Is it any wonder the overall level of depression and anxiety right now is elevated?
Because the future is even more unpredictable than usual, the now can get your attention. Keeping your thoughts, feelings, and actions in the present will help you be mindful and aware of yourself. Perhaps more aware than you have been before.
That, in turn, can help you see with great clarity who you are versus who you might desire to be.
The benefits of living in the now
Lao Tzu put this rather succinctly,
“If you are depressed you are living in the past. If you are anxious you are living in the future. If you are at peace you are living in the present.”
Because society tends to get caught up in thinking back on past happenings and forward on future possibilities, people lose sight of themselves. Rather than work on who you are right here and now, you try to change the unchangeable past and become other for the unwritten future.
That’s not to say that learning from the past and having plans for the future are a bad idea. It’s not, both are important to living your life to its fullest. But dwelling on, focusing on, and living in and for past and future denies you the now and experiencing some rather amazing things.
The hustle and bustle of the world tend to deny individualism in favor of collective consciousness. Social distancing, however, forces us to be more individualized. Rather than this being the worst thing ever or otherwise distressing, it could be an opportunity.
If your life has not been where or how you have desired it to be, why not? What can you do differently here-and-now to influence, direct, and control change? How can mindfulness of your thoughts, feelings, and actions work in your favor and better your life?
Only you can answer those questions. But asking them in the now and being consciously present in the moment opens you to real, genuine, and potentially useful answers.
Some will see where the world is now as a curse. But what if, instead, it’s a gift? What if this is a much-needed global opportunity to better the whole world by improving ourselves?
There is no single answer
My life is not the same as your life. Who I am is not who you are. That is a universal truism. We are individuals and unique as such.
Each of us is weathering the same storm in our own boats. The vessels we navigate these waters in range in size from barrels to aircraft carriers. Some people face it all utterly alone while others may be with their large families quarantined together. Whatever the case may be, we ARE all in this together.
Each of us has our own options, choices, and approaches to life in the here-and-now. The answers, as such, are as variable and different as each of us.
Do not be afraid of what you will find in your consciousness.

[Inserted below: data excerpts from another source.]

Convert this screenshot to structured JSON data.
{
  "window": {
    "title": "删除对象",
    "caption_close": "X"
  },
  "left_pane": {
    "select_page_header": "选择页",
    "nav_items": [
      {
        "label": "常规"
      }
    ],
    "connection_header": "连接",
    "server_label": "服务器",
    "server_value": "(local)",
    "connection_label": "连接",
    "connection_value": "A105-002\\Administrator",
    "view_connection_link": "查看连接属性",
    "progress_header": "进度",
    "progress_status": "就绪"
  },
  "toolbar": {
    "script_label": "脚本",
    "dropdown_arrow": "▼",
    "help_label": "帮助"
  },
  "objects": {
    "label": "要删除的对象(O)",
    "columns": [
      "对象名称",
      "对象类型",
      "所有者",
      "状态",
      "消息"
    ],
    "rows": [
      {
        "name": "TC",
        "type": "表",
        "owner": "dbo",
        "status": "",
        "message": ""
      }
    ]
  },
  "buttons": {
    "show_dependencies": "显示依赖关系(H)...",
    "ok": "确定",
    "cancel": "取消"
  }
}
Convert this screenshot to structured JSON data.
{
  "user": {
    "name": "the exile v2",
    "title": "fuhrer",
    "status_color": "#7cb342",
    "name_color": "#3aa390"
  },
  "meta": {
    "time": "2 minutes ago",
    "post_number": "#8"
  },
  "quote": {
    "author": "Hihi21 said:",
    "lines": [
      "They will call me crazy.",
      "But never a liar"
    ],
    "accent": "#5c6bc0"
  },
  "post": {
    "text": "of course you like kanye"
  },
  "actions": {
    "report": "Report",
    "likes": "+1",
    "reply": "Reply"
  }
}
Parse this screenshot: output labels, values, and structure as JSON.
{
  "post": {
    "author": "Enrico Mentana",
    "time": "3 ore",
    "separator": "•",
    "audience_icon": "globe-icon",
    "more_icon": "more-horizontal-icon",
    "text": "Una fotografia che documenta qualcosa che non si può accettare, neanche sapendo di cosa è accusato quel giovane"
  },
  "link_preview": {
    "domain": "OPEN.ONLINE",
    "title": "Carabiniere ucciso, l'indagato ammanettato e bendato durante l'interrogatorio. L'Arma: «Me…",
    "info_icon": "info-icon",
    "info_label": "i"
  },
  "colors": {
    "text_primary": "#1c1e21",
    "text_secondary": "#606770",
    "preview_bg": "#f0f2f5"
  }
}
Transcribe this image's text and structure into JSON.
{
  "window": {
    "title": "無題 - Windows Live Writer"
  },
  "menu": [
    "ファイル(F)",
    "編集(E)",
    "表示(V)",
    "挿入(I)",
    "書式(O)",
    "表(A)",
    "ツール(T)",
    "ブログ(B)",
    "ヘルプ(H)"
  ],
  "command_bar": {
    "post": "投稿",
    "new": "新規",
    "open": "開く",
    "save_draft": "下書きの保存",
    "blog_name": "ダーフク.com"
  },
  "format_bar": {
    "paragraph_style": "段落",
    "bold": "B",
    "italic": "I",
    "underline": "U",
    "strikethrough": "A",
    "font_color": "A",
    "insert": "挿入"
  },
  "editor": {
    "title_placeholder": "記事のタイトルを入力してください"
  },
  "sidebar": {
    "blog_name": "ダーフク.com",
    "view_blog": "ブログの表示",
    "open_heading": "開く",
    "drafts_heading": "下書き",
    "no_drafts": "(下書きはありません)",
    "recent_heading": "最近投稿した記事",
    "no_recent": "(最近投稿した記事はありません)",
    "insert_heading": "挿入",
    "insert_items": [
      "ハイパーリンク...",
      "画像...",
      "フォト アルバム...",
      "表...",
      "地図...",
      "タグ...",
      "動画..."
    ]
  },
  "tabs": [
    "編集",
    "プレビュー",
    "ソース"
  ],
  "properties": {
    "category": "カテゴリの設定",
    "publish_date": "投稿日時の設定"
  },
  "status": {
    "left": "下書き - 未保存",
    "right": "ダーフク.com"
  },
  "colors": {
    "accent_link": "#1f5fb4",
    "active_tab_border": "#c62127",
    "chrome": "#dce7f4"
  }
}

Why? Because if you do not like what is there it is yours to influence, alter, or change. You are empowered to be the best you that you can be. Even in the face of an uncertain future — here-and-now, in the present, you have potential and possibility.
There are going to be bad days for everyone. You can’t avoid feeling sad, depressed, angry, lonely, even hopeless, or any other negative emotion. But you CAN choose how long to allow those negatives to dominate your mindset and headspace.
Living in the now is the best way to cope with lives that have been derailed from a given path and facing a dubious future. Now is real, present, and yours to control.
I believe if more people focus on the present, it opens us to potential and possibility to come out on the other side of this to a better world. How? By using the now to better ourselves via our thoughts, feelings, and actions.
You are worthy and deserving of using your mindfulness to find and/or create the reality in which you desire to live. When all is said and done you and I matter, as does what we do to live in the now.